The Golan Heights, Lynchpin for Peace

Neither country, though, wants to surrender the Golan Heights to the other, and probably will not. But there is a way to settle that matter within the ranges of mutual acceptance nonetheless, and to establish either full or de facto peace between Israel, Syria, and Syria’s puppet, Lebanon. The key is those very same Golan Heights.

Establish a major United Nations World Headquarters right on the Golan!

It doesn’t have to be the full U.N. HQ itself, though both the U.N. and various isolationist Americans have for years talked about somehow moving U.N. Headquarters out of New York City. WHO, UNESCO or some other major division would suffice. From there, that agency would be much closer to its main scope of action in Asia and Africa. But, more important,

With that major a world presence in the area, there is no longer a prospect of forming up and moving an invading army in there, from either country. It’s one thing to slip around past a foxhole bunker with two or three U.N. observers in it. To try to do so in the presence of a major world agency headquarters would be another thing altogether.

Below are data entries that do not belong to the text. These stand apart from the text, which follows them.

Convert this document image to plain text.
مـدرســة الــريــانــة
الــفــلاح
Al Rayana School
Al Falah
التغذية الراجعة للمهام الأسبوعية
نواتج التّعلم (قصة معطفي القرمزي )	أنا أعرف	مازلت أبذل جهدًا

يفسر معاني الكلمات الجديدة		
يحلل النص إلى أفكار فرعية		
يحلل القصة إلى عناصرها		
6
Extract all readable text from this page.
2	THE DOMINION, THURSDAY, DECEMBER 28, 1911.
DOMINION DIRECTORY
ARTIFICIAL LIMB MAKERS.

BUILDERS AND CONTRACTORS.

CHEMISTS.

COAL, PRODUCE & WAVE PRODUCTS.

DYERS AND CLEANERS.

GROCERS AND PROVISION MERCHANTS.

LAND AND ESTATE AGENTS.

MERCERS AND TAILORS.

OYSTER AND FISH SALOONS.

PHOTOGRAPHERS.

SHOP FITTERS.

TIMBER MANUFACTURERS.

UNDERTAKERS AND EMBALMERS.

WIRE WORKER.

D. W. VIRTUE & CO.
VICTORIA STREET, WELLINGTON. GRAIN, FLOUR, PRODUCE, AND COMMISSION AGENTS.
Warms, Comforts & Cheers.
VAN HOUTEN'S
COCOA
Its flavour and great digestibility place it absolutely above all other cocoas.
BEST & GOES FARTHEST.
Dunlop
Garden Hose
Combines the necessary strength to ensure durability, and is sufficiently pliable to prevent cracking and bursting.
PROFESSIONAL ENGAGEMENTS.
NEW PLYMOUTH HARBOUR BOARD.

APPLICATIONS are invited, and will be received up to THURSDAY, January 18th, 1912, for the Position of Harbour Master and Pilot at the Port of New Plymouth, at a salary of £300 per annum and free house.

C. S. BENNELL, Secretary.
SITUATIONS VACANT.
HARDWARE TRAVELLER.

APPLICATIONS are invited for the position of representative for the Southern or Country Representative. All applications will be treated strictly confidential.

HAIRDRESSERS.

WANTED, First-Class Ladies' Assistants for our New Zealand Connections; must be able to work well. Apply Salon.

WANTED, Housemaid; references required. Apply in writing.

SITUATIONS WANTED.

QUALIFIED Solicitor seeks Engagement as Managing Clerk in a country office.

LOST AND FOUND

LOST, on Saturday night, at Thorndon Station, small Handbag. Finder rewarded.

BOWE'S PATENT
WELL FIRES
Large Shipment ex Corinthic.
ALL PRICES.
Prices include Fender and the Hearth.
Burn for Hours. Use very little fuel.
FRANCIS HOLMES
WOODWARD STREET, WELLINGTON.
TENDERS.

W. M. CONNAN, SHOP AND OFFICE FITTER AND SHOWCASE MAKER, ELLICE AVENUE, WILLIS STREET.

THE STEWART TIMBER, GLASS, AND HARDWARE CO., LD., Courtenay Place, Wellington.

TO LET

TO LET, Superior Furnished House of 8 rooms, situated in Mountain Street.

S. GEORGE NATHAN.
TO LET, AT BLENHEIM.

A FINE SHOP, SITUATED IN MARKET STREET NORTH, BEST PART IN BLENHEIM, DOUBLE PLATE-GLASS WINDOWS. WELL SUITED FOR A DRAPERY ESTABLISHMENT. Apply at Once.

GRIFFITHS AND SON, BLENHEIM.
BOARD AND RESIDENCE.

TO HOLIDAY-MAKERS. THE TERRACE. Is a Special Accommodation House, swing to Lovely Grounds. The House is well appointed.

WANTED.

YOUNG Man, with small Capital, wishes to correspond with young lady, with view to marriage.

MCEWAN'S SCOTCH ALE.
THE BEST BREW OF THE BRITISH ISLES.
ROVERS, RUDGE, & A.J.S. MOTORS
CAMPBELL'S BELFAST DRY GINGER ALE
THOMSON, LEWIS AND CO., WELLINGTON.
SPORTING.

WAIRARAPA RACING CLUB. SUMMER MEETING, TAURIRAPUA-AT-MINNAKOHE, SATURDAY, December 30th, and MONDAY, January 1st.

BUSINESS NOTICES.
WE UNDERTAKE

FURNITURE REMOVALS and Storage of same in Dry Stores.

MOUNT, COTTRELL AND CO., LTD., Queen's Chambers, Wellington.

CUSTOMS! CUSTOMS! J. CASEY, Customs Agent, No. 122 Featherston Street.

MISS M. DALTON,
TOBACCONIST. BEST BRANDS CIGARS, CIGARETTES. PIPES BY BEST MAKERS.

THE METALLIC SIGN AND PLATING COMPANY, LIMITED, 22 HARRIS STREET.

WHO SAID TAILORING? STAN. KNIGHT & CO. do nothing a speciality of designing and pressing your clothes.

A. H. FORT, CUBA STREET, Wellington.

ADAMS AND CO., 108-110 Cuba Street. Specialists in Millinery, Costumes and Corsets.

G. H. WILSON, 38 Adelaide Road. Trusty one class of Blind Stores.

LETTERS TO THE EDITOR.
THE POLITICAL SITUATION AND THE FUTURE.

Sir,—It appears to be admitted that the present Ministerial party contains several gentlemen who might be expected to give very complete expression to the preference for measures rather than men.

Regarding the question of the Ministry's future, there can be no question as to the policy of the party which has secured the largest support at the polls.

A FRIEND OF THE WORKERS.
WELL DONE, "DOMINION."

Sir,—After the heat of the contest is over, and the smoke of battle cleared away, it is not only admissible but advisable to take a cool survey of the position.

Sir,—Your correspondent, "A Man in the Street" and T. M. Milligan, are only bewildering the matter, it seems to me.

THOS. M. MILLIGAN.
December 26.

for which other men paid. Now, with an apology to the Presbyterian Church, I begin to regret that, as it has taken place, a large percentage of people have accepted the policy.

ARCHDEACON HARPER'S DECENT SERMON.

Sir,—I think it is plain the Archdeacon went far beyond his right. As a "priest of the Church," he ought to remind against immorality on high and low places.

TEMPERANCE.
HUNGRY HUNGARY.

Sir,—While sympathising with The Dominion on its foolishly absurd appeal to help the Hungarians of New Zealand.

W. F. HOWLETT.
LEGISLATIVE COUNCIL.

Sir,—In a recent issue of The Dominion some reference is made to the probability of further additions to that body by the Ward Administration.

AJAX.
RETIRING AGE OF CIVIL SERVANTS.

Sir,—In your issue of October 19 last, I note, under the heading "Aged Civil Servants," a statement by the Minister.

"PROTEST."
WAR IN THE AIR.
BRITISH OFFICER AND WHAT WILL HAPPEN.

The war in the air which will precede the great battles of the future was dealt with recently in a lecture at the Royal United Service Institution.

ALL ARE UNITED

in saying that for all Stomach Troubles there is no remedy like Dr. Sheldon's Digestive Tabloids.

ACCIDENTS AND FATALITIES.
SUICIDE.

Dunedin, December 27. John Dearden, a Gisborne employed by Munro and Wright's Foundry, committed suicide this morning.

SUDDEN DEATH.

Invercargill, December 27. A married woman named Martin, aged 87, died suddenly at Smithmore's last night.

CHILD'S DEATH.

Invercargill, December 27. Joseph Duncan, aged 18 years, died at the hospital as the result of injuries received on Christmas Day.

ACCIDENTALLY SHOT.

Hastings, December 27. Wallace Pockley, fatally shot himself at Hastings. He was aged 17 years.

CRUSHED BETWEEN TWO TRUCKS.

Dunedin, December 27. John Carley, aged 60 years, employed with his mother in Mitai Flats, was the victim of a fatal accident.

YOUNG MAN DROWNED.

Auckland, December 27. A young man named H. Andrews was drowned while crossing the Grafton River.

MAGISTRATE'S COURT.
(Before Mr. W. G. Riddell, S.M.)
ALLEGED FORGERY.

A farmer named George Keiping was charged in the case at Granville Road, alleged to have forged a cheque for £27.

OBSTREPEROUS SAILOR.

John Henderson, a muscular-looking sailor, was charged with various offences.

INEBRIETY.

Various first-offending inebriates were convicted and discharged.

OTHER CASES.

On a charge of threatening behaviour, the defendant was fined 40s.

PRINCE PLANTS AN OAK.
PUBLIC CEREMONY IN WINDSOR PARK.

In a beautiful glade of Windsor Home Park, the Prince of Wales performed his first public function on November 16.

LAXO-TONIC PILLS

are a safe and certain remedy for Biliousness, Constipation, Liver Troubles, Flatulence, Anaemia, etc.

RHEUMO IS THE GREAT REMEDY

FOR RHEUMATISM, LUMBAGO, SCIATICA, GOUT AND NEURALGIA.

Both countries, especially Israel, would enjoy thereby far greater security—enough so that Israel could afford the gesture of ceding nominal sovereignty rights to the Golan back to Syria as part of the deal. Having a major U.N. agency world headquarters right there in the Golan would mean a considerable increase in business and trade, for both Israel and Syria. Syria would gain a much greater place in the sun, economically, politically and perhaps culturally. Syria would also gain back at least nominal control of the long-lost part of her territory.


Sweeteners

To help this deal along, various countries around the world could readily give tariff breaks to any goods they import from firms jointly owned by Syrians and Israelis. Presumably many of these would be based in the Golan, where economic development projects could also be undertaken to build the economic stakes both countries would have in keeping the peace there.

See also the “Bringing Peace article, Winsights No. 34, October, 1999.


Consideration

All of us around the world are being poisoned by terrorism. Between political/religious terrorism and the drug wars, America has become a police state, wholly antithetical to our traditions, and other countries have similarly suffered. Most of this terrorism originates in the Middle East, and most of that is initially driven by the ongoing Arab-Israeli conflict. Peace between Israel and Syria would suffocate most of the remaining conflict, and in turn starve out most of the terrorism. It doesn’t answer all our problems, but it certainly helps with some of them. So, bringing peace way over there bears directly upon our own lives right here.


Request

This rather simple solution to the seemingly unsolvable problem of Israel vs. Syria over the Golan Heights, around which so much is at stake, makes sense and, once voiced to sufficient attention, will likely be easy of attainment. But,

— as noted in Winsights No.34—our State Department is not overly fond of and receptive to suggestions coming from outside. Look how bitterly State reacted to former President Jimmy Carter’s remarkably successful mediation in Bosnia, for example—but happy enough to accept the more-or-less peace gotten there, once it was attained.

Project Renaissance is both non-political and non-commercial. If the idea of a settlement between Israel and Syria, which places a major U.N. agency world headquarters in the Golan, makes sense to you….

“Only you,” as Smokey the Bear used to say about forest fires, can “voice to sufficient attention” this hitherto unconsidered option—to your acquaintances in the U.N., to your Congressperson, to any friends you have in high places or in the media. Start by talking this over with a closer, more personal friend whose judgment you respect, and see if this also makes sense to him or her.

What could our own lives be like, and those of our children, if the incredibly volatile Middle East problem, with us since long before living memory and in the locale of a promised Armageddon, is finally solved? Wouldn’t you enjoy having had a hand in bringing that peaceful resolution about?